First, Donoho appropriately connects the current expansive discipline of Data Science to its roots in 50+ years of work by statisticians, beginning with John Tukey in the 1960s. On Donoho’s telling, contemporary Data Science should understand itself not in opposition to the discipline of statistics but as an outgrowth and extension of the long tradition of statistics. More than historical recognition, this extends to appreciating the contemporary relevance of both traditional statistical analysis and predictive modeling with machine learning. Just as traditional statisticians must acknowledge and embrace the importance and relevance of contemporary machine learning methods, “cutting edge” data scientists must appropriately recognize the continued role and relevance of traditional statistical analysis.
Second, Donoho helpfully identifies the Common Task Framework methodology that undergirds the successes of contemporary predictive modeling. This methodology includes (a) a publicly available training dataset, (b) a competitive multi-party approach to predictive modeling, and (c) a scoring referee or system for evaluating the competing models against a test dataset unavailable to the competitors. He cites the Netflix Challenge as a famous example of this approach.
Third, and most importantly, Donoho builds on the work of John Chambers and Bill Cleveland to outline a definition of Greater Data Science (GDS), which includes the following six sub-fields:
- Data Exploration and Preparation
- Data Representation and Transformation
- Computing with Data
- Data Modeling
- Data Visualization and Presentation
- Science about Data Science
This definition is so apt that it seems common sense to those who practice in the field. But the complexity of the work involved in data science has meant that reaching the clarity offered by this definition has not been easy. Not content simply to define, Donoho devotes the remainder of his piece to discussing and illustrating some of the key practices included under each sub-field. I will number each sub-field as he does, using GDS for Greater Data Science.
GDS1: Data Exploration and Preparation. Frequently requiring upwards of 80% of the work involved in data science, this sub-field is too often neglected in the teaching of data science and merits greater attention in the future. It includes the many steps of curating data, dealing with anomalies, and pulling into the shape needed for analysis.

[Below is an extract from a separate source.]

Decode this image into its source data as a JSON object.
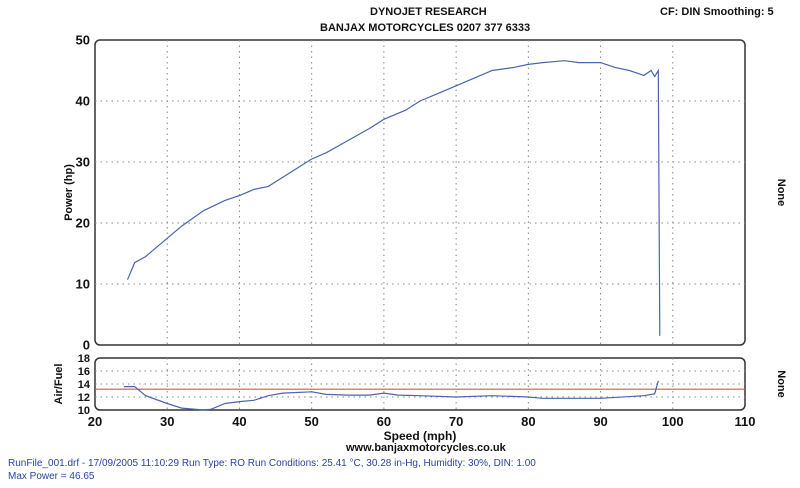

GDS2: Data Representation and Transformation. This includes the problem of data storage and requires that a data science be fluent in current database technologies. As of 2021 that includes SQL and NoSQL databases, distributed (cloud) systems, etc.

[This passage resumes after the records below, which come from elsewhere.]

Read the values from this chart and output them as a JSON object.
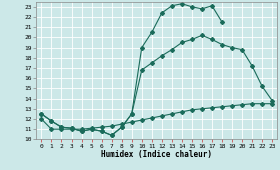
{
  "xlabel": "Humidex (Indice chaleur)",
  "bg_color": "#cce8e8",
  "grid_color": "#aacccc",
  "line_color": "#1a6b5a",
  "xlim": [
    -0.5,
    23.5
  ],
  "ylim": [
    10.0,
    23.5
  ],
  "yticks": [
    10,
    11,
    12,
    13,
    14,
    15,
    16,
    17,
    18,
    19,
    20,
    21,
    22,
    23
  ],
  "xticks": [
    0,
    1,
    2,
    3,
    4,
    5,
    6,
    7,
    8,
    9,
    10,
    11,
    12,
    13,
    14,
    15,
    16,
    17,
    18,
    19,
    20,
    21,
    22,
    23
  ],
  "curve_top": {
    "x": [
      0,
      1,
      2,
      3,
      4,
      5,
      6,
      7,
      8,
      9,
      10,
      11,
      12,
      13,
      14,
      15,
      16,
      17,
      18
    ],
    "y": [
      12.5,
      11.8,
      11.2,
      11.1,
      10.8,
      11.0,
      10.8,
      10.4,
      11.2,
      12.5,
      19.0,
      20.5,
      22.4,
      23.1,
      23.3,
      23.0,
      22.8,
      23.1,
      21.5
    ]
  },
  "curve_mid": {
    "x": [
      0,
      1,
      2,
      3,
      4,
      5,
      6,
      7,
      8,
      9,
      10,
      11,
      12,
      13,
      14,
      15,
      16,
      17,
      18,
      19,
      20,
      21,
      22,
      23
    ],
    "y": [
      12.5,
      11.8,
      11.2,
      11.1,
      10.8,
      11.0,
      10.8,
      10.4,
      11.2,
      12.5,
      16.8,
      17.5,
      18.2,
      18.8,
      19.5,
      19.8,
      20.2,
      19.8,
      19.3,
      19.0,
      18.8,
      17.2,
      15.2,
      13.8
    ]
  },
  "curve_bot": {
    "x": [
      0,
      1,
      2,
      3,
      4,
      5,
      6,
      7,
      8,
      9,
      10,
      11,
      12,
      13,
      14,
      15,
      16,
      17,
      18,
      19,
      20,
      21,
      22,
      23
    ],
    "y": [
      12.0,
      11.0,
      11.0,
      11.0,
      11.0,
      11.1,
      11.2,
      11.3,
      11.5,
      11.7,
      11.9,
      12.1,
      12.3,
      12.5,
      12.7,
      12.9,
      13.0,
      13.1,
      13.2,
      13.3,
      13.4,
      13.5,
      13.5,
      13.5
    ]
  }
}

GDS3: Computing with Data. This includes necessary knowledge of languages like Python or R and related current software used in preparation, analysis, and modeling, as well as understanding of the workflows used to in the development of an analytical process.

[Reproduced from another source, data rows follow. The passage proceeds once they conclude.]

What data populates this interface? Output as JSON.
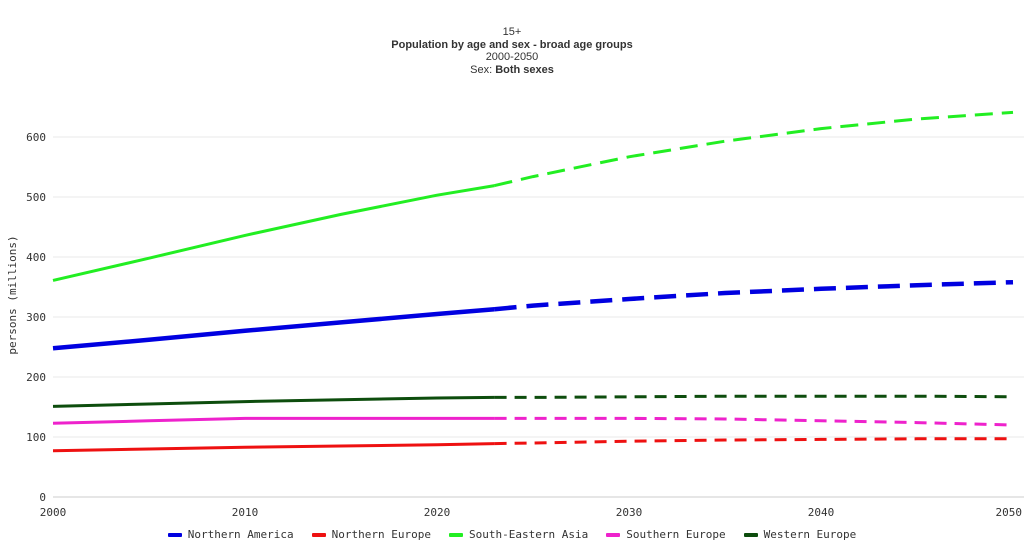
{
  "header": {
    "line1": "15+",
    "title": "Population by age and sex - broad age groups",
    "range": "2000-2050",
    "sex_label": "Sex: ",
    "sex_value": "Both sexes"
  },
  "chart_data": {
    "type": "line",
    "ylabel": "persons (millions)",
    "xlim": [
      2000,
      2050
    ],
    "ylim": [
      0,
      650
    ],
    "x_ticks": [
      2000,
      2010,
      2020,
      2030,
      2040,
      2050
    ],
    "y_ticks": [
      0,
      100,
      200,
      300,
      400,
      500,
      600
    ],
    "projection_start": 2023,
    "grid": true,
    "legend_position": "bottom",
    "x": [
      2000,
      2005,
      2010,
      2015,
      2020,
      2023,
      2025,
      2030,
      2035,
      2040,
      2045,
      2050
    ],
    "series": [
      {
        "name": "Northern America",
        "color": "#0000e0",
        "values": [
          248,
          262,
          277,
          291,
          305,
          313,
          319,
          330,
          340,
          347,
          353,
          358
        ]
      },
      {
        "name": "Northern Europe",
        "color": "#ee1111",
        "values": [
          77,
          80,
          83,
          85,
          87,
          89,
          90,
          93,
          95,
          96,
          97,
          97
        ]
      },
      {
        "name": "South-Eastern Asia",
        "color": "#22ee22",
        "values": [
          361,
          398,
          436,
          471,
          503,
          519,
          534,
          567,
          593,
          614,
          630,
          641
        ]
      },
      {
        "name": "Southern Europe",
        "color": "#ee22cc",
        "values": [
          123,
          127,
          131,
          131,
          131,
          131,
          131,
          131,
          130,
          127,
          124,
          120
        ]
      },
      {
        "name": "Western Europe",
        "color": "#0d4d0d",
        "values": [
          151,
          155,
          159,
          162,
          165,
          166,
          166,
          167,
          168,
          168,
          168,
          167
        ]
      }
    ]
  }
}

GDS4: Data Visualization and Presentation. This sub-field addresses the importance of visual analysis methods, from standard plots used in Exploratory Data Analysis (EDA) to advanced charts used to crystalize understanding of specific important features to interactive data dashboards.
GDS5: Data Modeling. This sub-field should rightfully include both traditional statistical approaches and contemporary predictive modeling with machine learning.
GDS6: Science about Data Science. Key to making data science a true science, science of data science investigates the real-world work of data scientists “in the wild” and contributes to the documentation, description, analysis, and evaluation of those real-world practices, with the express aim of discerning the more fruitful practices that show merit for leading the discipline of data science forward to greater promise and productivity.
Given the sheer complexity of data science and the astounding speed of its ongoing development, it is difficult to overstate the value of Donoho’s six-part definition of the discipline. For myself, I will be contemplating and engaging the implications of this definition for months and years to come.
Allow me simply to recommend Donoho’s article as a read of incredible value, and recommend his helpful discussions of these six sub-fields as a beginning point for others as we work together to take the discipline forward.